All measurements: --release, single-threaded test runner (--test-threads=1), AMD EPYC-Milan 4c/8t.

ICRA 2020 (50 images each)

Preset Dataset Total Latency Per-Image
Production (ContourRdp + Erf + Hard) forward/pure_tags 164.4 ms 3.3 ms
SOTA Pure Tags (ContourRdp + Erf + Soft) forward/pure_tags 70.8 ms 1.4 ms
SOTA Metrology (EdLines + None + Hard) forward/pure_tags 106.6 ms 2.1 ms
Legacy Checkerboard (4-conn + Hard) checkerboard 153.6 ms 3.1 ms
SOTA Checkerboard (4-conn + Soft) checkerboard 103.2 ms 2.1 ms

Hub Single-Tag (Accurate pose, ~45–50 images each)
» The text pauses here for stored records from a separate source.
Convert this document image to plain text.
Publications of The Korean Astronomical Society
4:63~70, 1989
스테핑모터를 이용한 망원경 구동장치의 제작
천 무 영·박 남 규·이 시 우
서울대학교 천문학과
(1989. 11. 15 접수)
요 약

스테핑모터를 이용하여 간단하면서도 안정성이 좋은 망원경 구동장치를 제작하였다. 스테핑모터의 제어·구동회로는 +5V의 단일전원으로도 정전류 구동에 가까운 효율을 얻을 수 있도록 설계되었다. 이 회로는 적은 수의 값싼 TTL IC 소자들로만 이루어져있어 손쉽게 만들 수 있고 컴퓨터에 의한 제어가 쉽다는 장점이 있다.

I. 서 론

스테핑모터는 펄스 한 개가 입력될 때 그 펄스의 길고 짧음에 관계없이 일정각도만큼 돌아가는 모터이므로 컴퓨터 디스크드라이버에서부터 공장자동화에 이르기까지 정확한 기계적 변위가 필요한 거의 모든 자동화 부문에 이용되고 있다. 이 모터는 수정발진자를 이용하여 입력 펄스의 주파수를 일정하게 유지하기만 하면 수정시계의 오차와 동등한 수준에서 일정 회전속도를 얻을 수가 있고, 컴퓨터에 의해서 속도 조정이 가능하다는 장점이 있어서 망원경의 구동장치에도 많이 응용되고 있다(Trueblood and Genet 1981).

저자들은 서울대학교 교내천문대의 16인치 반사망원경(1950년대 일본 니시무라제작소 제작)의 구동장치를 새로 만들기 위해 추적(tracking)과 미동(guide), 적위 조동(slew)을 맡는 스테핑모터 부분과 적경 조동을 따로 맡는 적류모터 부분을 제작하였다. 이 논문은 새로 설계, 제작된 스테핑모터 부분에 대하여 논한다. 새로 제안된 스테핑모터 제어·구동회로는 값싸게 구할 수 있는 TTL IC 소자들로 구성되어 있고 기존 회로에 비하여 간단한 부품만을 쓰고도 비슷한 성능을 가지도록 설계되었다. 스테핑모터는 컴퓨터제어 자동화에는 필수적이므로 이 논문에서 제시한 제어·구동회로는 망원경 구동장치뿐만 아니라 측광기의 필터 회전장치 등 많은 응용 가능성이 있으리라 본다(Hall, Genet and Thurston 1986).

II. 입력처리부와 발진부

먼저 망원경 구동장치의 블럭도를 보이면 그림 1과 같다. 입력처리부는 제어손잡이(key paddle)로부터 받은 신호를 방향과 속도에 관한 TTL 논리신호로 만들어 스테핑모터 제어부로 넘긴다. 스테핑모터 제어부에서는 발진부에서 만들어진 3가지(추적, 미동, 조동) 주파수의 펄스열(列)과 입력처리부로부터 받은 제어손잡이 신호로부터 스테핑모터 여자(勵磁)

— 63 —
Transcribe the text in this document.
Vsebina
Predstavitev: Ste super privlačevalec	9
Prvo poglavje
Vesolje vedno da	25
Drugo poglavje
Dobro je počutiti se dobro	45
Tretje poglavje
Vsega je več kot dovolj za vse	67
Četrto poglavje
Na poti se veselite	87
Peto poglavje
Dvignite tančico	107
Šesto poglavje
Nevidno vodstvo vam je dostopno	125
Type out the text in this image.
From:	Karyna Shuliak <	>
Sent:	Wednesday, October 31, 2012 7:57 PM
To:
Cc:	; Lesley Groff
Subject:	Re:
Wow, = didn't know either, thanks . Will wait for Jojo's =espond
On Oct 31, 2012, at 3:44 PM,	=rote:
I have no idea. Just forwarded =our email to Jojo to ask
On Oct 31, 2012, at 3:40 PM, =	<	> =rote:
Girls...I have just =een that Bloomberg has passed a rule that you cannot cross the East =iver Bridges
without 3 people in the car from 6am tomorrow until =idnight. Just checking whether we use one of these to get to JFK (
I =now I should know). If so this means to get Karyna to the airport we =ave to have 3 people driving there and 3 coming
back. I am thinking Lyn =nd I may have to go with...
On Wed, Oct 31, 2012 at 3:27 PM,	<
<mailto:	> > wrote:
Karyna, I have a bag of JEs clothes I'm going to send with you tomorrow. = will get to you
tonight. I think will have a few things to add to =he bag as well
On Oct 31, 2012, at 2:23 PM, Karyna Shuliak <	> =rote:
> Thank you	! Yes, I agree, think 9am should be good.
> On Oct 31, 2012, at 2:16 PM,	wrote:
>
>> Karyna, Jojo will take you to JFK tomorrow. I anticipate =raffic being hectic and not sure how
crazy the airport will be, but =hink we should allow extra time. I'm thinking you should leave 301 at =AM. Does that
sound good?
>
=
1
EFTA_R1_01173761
Resolution Production SOTA Metrology Speedup
640×480 74.3 ms (45 img) 53.9 ms 1.4×
720p 116.6 ms (50 img) 25.5 ms 4.6×
1080p 106.6 ms (45 img) 102.6 ms 1.04×
4K 278.4 ms (45 img) 182.2 ms 1.5×

The 720p speedup (4.6×) is the largest because EdLines + None skips ERF subpixel refinement entirely — GN corners are directly sub-pixel — and the single clean-background tag means very few quad candidates reach the Accurate pose step. The 1080p result is near-parity because the full-resolution image has more candidate contours, so ContourRdp's cheaper rejection offsets the GN advantage.


7. Which Preset to Use

Scenario Preset Key metric
Single-tag metrology / calibration sota_metrology_default() 0.16–0.29px RMSE, 0.32–0.58° P50 rotation
Dense multi-tag detection sota_pure_tags_default() 96.2% recall (vs 76.9% production)
Touching-tag checkerboard grids sota_checkerboard_default() 91.4% recall (vs 73.0% legacy)
Balanced production production_default() 100% recall + precision, fast
Low latency fast_default() Lowest decode overhead

8. Methodology

  • Hub data: Hugging Face single_tag_locus_v1_tag36h11_* (45–50 images each).
  • ICRA data: ICRA 2020 forward/pure_tags_images (50 images), forward/checkerboard_corners_images (50 images).
  • Harness: regression_render_tag and regression_icra2020, --release.
  • Snapshots:
  • regression_icra2020__*_sota_pure_tags.snap
  • regression_icra2020__icra_forward_checkerboard_sota.snap
  • regression_render_tag__hub_*_sota.snap
  • Decode investigation: Soft on EdLines/hub → 10–22% precision (rejected for metrology). Soft on ContourRdp/ICRA → maintains 100% precision on both ICRA scenarios.